Перетрусивший Чайльд Гарольд говорил уже окончательные глупости, которые какими-то проблесками мелькали у него в голове и сами собою, бессознательно как-то, подвертывались на язык.
— Так это-то твой привет матери твоего ребенка? — проговорила она, по-видимому, спокойно, однако, в сущности, с колюче-горьким чувством в душе.
— Я не один… я не один здесь, — повторял князь, со страхом озираясь на дверь, из которой каждую минуту могла появиться акушерка.
— А! ты не один здесь?.. Да, я слышала!.. я по голосу узнала ее… по этим крикам догадалась, что это — ваша жена, — говорила княжна все тем же наружно-ровным и спокойным голосом.
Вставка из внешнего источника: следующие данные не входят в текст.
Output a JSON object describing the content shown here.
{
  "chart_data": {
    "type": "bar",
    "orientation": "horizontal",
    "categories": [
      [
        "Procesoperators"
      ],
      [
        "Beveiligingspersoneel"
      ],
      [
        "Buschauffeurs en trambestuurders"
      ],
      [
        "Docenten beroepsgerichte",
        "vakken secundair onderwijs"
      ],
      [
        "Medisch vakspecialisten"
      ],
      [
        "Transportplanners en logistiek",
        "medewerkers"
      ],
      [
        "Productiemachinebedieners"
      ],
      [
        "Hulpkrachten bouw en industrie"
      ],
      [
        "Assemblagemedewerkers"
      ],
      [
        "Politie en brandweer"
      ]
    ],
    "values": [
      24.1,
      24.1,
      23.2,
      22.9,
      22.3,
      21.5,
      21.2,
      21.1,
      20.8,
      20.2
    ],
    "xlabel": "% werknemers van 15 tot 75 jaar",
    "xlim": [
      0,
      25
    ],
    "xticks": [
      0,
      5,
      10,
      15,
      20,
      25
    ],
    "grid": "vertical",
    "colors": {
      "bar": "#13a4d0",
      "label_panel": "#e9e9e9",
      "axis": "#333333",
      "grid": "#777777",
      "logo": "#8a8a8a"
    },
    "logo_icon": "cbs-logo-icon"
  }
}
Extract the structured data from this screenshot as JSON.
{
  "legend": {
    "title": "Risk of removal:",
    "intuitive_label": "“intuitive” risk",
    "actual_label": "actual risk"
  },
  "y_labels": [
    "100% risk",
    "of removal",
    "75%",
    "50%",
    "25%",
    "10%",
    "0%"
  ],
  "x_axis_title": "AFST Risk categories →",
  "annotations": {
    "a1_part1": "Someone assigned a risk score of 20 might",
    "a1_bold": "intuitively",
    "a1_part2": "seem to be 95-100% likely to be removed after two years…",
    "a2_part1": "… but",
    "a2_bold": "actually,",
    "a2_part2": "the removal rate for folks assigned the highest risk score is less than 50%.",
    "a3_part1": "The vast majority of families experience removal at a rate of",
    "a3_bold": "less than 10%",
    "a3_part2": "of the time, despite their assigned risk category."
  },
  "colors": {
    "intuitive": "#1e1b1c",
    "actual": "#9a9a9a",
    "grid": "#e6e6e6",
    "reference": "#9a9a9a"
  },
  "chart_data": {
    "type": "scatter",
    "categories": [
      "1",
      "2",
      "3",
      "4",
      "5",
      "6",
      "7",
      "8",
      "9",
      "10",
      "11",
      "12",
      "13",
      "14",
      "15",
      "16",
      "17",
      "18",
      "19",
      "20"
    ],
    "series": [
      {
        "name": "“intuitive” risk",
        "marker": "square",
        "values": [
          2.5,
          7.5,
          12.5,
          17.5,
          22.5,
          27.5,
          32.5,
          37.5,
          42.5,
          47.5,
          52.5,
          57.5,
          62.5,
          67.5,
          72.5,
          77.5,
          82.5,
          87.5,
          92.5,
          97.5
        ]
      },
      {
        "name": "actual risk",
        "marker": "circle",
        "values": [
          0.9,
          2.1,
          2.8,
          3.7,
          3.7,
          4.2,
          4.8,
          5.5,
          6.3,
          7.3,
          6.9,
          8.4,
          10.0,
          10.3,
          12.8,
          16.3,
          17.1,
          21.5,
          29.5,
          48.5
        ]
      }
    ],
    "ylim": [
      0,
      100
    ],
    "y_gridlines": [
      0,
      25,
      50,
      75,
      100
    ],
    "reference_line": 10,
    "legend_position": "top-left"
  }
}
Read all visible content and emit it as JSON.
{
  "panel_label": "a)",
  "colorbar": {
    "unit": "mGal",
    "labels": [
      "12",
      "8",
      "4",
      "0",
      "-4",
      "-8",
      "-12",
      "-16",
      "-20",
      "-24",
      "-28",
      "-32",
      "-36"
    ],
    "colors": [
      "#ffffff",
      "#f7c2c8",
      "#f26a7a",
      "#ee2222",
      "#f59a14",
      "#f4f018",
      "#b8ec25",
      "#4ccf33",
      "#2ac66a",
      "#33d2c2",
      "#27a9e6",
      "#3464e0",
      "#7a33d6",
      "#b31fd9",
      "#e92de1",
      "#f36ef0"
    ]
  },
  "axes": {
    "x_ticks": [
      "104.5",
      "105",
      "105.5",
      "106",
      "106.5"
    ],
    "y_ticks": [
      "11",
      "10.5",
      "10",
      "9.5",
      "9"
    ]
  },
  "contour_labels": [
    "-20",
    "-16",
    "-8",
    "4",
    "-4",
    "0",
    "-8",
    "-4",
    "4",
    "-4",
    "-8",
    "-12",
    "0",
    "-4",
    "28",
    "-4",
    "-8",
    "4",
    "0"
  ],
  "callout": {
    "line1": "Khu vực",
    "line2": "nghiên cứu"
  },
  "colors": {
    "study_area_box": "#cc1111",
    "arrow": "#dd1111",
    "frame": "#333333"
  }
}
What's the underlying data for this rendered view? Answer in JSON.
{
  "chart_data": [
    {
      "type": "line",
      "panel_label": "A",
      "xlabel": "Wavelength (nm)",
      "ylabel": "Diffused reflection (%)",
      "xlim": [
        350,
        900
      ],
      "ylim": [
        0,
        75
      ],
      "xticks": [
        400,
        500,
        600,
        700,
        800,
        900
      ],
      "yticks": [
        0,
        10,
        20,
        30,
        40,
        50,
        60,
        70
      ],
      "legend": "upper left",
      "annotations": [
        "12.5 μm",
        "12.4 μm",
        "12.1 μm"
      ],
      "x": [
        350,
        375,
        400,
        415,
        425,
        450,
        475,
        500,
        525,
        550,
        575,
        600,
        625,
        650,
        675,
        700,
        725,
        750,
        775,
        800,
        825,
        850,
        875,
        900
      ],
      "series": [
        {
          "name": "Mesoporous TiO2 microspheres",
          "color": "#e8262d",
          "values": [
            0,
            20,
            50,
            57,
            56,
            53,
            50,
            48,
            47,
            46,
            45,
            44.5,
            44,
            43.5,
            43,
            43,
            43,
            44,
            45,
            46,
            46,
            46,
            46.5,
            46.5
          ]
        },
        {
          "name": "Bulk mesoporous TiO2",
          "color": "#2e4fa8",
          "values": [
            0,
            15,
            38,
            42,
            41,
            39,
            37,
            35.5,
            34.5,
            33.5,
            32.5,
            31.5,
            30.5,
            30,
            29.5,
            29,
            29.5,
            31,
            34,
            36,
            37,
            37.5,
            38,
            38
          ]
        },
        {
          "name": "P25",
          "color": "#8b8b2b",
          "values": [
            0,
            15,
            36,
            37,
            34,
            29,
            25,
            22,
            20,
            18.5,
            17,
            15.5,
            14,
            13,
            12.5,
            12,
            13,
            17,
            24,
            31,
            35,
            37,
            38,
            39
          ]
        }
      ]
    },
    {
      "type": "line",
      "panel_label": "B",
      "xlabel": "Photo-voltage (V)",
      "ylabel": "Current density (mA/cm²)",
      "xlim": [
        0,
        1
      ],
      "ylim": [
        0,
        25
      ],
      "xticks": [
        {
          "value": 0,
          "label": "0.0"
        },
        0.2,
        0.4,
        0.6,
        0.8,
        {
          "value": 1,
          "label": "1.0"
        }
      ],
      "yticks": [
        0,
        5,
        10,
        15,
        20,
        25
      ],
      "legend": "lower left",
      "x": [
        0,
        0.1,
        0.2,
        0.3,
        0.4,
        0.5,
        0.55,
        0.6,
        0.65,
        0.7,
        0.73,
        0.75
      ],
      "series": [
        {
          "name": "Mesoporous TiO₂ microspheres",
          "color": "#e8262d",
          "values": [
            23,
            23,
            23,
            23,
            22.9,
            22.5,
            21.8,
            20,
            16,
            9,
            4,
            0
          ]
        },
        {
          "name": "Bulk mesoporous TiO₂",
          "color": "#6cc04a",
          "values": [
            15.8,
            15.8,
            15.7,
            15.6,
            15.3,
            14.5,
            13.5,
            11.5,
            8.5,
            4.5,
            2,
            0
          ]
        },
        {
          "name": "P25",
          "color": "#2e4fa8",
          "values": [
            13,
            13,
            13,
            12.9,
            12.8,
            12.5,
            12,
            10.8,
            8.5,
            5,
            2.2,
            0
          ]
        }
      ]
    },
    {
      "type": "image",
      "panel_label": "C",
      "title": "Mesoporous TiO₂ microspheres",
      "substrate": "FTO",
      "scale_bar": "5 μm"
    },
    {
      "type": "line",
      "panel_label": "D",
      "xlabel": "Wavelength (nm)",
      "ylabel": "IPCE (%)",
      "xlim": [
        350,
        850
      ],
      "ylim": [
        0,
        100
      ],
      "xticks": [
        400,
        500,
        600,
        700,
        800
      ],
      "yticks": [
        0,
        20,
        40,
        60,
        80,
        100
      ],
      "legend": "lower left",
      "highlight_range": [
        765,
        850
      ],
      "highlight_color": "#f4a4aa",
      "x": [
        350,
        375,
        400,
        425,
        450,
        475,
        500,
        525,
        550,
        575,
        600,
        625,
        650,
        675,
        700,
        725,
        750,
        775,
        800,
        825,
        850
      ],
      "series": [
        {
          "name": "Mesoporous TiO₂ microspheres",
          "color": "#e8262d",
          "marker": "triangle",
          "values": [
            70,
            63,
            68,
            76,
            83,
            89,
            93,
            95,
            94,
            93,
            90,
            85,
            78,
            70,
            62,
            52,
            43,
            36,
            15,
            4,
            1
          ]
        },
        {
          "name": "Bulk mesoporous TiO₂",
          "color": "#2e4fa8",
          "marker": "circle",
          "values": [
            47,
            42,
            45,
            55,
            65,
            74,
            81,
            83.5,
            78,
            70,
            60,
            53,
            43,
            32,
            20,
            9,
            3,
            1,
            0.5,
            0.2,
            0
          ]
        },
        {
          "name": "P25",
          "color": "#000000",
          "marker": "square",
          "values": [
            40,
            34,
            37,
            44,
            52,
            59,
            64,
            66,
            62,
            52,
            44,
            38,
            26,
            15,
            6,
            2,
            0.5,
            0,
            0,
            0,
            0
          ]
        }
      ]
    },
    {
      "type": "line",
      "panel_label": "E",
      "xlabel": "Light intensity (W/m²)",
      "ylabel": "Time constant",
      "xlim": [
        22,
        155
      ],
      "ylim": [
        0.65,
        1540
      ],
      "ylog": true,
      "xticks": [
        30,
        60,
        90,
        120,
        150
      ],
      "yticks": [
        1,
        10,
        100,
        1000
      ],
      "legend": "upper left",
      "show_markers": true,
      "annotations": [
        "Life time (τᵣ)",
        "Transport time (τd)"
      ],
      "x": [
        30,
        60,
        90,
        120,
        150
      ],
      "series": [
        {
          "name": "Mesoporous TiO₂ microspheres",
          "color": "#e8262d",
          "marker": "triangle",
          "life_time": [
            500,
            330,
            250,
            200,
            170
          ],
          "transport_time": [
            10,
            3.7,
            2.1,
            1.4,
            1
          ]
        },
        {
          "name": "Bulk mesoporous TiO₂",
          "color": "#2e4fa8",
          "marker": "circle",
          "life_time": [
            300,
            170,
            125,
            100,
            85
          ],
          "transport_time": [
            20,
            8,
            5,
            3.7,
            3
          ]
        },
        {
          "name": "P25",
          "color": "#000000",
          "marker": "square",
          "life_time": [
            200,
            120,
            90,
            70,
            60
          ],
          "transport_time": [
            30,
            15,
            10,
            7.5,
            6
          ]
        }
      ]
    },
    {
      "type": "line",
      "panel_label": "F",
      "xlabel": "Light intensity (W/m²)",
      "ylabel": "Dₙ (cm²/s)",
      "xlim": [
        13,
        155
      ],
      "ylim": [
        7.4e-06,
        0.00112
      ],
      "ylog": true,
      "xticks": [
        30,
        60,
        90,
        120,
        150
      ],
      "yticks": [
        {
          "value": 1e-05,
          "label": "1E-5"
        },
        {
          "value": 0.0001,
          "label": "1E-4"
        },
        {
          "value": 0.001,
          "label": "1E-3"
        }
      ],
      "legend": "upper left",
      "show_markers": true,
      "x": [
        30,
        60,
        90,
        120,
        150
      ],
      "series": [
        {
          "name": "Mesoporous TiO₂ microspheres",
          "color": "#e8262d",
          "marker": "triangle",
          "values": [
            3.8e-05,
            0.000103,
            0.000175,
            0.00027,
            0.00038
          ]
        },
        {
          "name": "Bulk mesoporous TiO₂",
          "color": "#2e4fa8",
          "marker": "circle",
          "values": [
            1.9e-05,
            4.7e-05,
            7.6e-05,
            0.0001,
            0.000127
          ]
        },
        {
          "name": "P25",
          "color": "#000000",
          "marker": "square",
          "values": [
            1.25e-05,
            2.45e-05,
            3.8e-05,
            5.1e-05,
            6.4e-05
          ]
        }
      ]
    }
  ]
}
У князя все лицо передернуло, словно от внезапной ожоги. Этого-то только он и боялся… «Черт возьми, узнала!.. Стало быть, не скроется… стало быть, узнают все!» — мелькало у него в голове — и это мелькание прожигало мозг, вызывало краску стыда и хватало за сердце. Паче всего князь страшился, чтобы не пронюхали как-нибудь скандала с его законной супругой.
— Стало быть, кончено. Все кончено между нами. Покорно благодарю, что вы наконец-то раскрыли мне глаза… Жаль, что поздно немного… Ну, да все равно! Теперь я хочу знать, где мой ребенок, что сделали вы с моим ребенком? — спрашивала княжна уже строгим и холодным тоном.
— Завтра… завтра все узнаете… завтра я напишу… заеду… только уйдите, умоляю вас!.. Уйдите же! — почти крикнул он, выведенный наконец из себя своим отчаянным положением. Он боялся также, чтобы немка не застала его вместе с княжною и чтобы через это не открылся настоящий виновник беременности этой девушки.
Княжна холодной и презрительно-сострадательной улыбкой встретила его отчаянную выходку.
— Вы очень боитесь моей встречи с княгиней Шадурской? — не без иронии спросила она. — Извольте. Я вас избавлю от нее. Можете быть покойны: того, что происходит с нею в той комнате, через меня никто не узнает: я честнее вас.
Анна направилась к двери. Шадурский на цыпочках шел за нею, стараясь выпроводить поскорее неприятную гостью. В коридоре, куда вышел вместе с княжною, притворив за собой дверь, он почувствовал некоторое радостное спокойствие: «Наконец-то, слава тебе, господи, счастливо отделался, и кажись — навсегда». Тут уже, видя, что главная беда почти миновала, ему вдруг захотелось немножко порисоваться с романической стороны, хоть чем-нибудь скорчить из себя порядочного человека, хоть как-нибудь сгладить гнусное впечатление последней сцены.
— Прости… прости меня, Анна! — нарочно поглуше и подраматичнее прошептал он, стараясь схватить руку девушки.
Она увернулась от князя и отвела его руку.
— Бог с тобой, Дмитрий! — прорвалось у нее рыданье. — Я твоего зла не хочу помнить… Только дочку… Бога ради, дочку мне!
И с этими словами она скрылась за дверью своей комнаты.
Час спустя все уже было кончено.
Княгиня разрешилась мальчиком. Ребенок, несмотря на преждевременное появление свое на свет, был жив и даже здоров.
Шадурский сунул сторублевую ассигнацию в руку немки, бережно укутал в шаль и салоп свою супругу и почти на руках снес ее в карету, к вящему изумлению акушерки, которая, глядя на все это, только ахала да чепчиком своим из стороны в сторону покачивала.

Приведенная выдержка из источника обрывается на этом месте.